3. What can be done to address long-term cardiovascular risks associated with preeclampsia?
Women often don’t realize that having preeclampsia puts them at a higher risk of cardiac health problems later in life. Drs. Denoble and Goldstein hope this is beginning to change.
Some health care institutions, including Yale New Haven Hospital, provide postpartum blood pressure monitoring, education, evaluation, and treatment to women who experienced preeclampsia during pregnancy. Such programs are important in the first year after delivery, Dr. Goldstein says.
A patient living in an area where postpartum programs are not available should talk to their primary care physician, Dr. Goldstein advises.

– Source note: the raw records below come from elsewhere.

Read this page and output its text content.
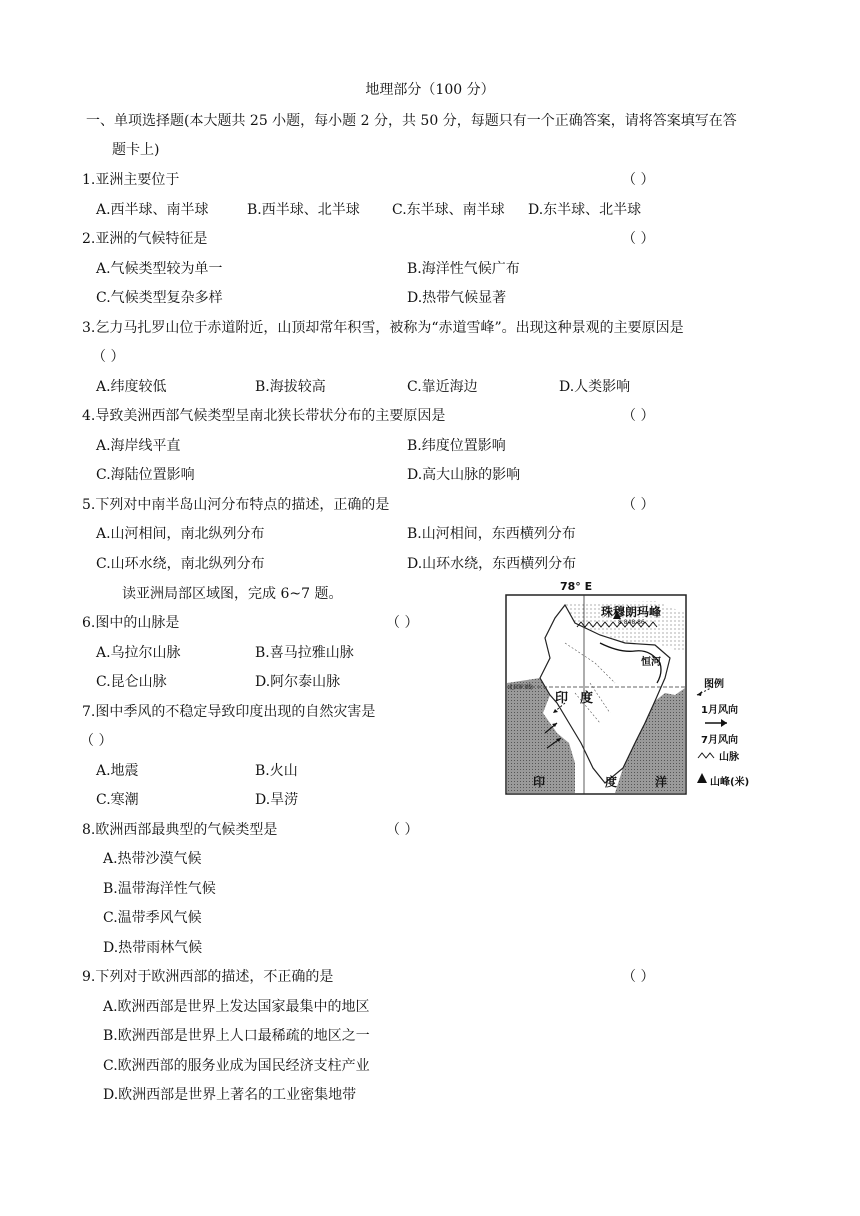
地理部分（100 分）
一、单项选择题(本大题共 25 小题，每小题 2 分，共 50 分，每题只有一个正确答案，请将答案填写在答
题卡上)
1.亚洲主要位于	（ ）
A.西半球、南半球	B.西半球、北半球 C.东半球、南半球 D.东半球、北半球
2.亚洲的气候特征是	（ ）
A.气候类型较为单一	B.海洋性气候广布
C.气候类型复杂多样	D.热带气候显著
3.乞力马扎罗山位于赤道附近，山顶却常年积雪，被称为“赤道雪峰”。出现这种景观的主要原因是
（ ）
A.纬度较低	B.海拔较高	C.靠近海边	D.人类影响
4.导致美洲西部气候类型呈南北狭长带状分布的主要原因是	（ ）
A.海岸线平直	B.纬度位置影响
C.海陆位置影响	D.高大山脉的影响
5.下列对中南半岛山河分布特点的描述，正确的是	（ ）
A.山河相间，南北纵列分布	B.山河相间，东西横列分布
C.山环水绕，南北纵列分布	D.山环水绕，东西横列分布
读亚洲局部区域图，完成 6~7 题。
6.图中的山脉是	（ ）
A.乌拉尔山脉	B.喜马拉雅山脉
C.昆仑山脉	D.阿尔泰山脉
7.图中季风的不稳定导致印度出现的自然灾害是
（ ）
A.地震	B.火山
C.寒潮	D.旱涝
8.欧洲西部最典型的气候类型是	（ ）
A.热带沙漠气候
B.温带海洋性气候
C.温带季风气候
D.热带雨林气候
9.下列对于欧洲西部的描述，不正确的是	（ ）
A.欧洲西部是世界上发达国家最集中的地区
B.欧洲西部是世界上人口最稀疏的地区之一
C.欧洲西部的服务业成为国民经济支柱产业
D.欧洲西部是世界上著名的工业密集地带
78° E
珠穆朗玛峰
8 848.86
恒河
北回归线
印度
印	度	洋
图例
1月风向
7月风向
山脉
山峰(米)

“Primary care physicians are extremely well-versed in how to screen for cardiovascular risk factors,” she says. “Women should feel empowered to talk to their primary care doctor and say, ‘I had preeclampsia. I learned this is a risk factor for cardiovascular disease. What additional testing is available to better understand my cardiovascular risk, and what can I do to reduce that risk now instead of waiting until the future?’”
It is also reasonable for patients to ask their primary care doctor for a referral to a preventative or general cardiologist or, if available, someone who specializes in cardio-obstetrics to further expand that care, she adds.
But providers also need more education about hypertensive disorders in pregnancy, Dr. Denoble says.
“If you look at all the media attention around maternal deaths related to preeclampsia and other conditions, it's not that patients didn't seek medical care. Often, they sought it multiple times, but their symptoms were dismissed, or the severity of their presentation was underestimated,” she says. “We have to educate providers to quickly recognize and treat women who are pregnant or who have recently delivered when they present with high blood pressure or symptoms of preeclampsia.”
Ideally, underlying medical conditions need to be addressed better prior to pregnancy, she adds.
“If women come into pregnancy with high blood pressure, and especially if it’s unrecognized or untreated, they are more likely to develop complications in pregnancy,” Dr. Denoble says. “We need to think about pregnancy as not just the nine months when a patient is pregnant, but all the time that leads up to that pregnancy, and the medical care and attention needed going into it. And the same is true after delivery.”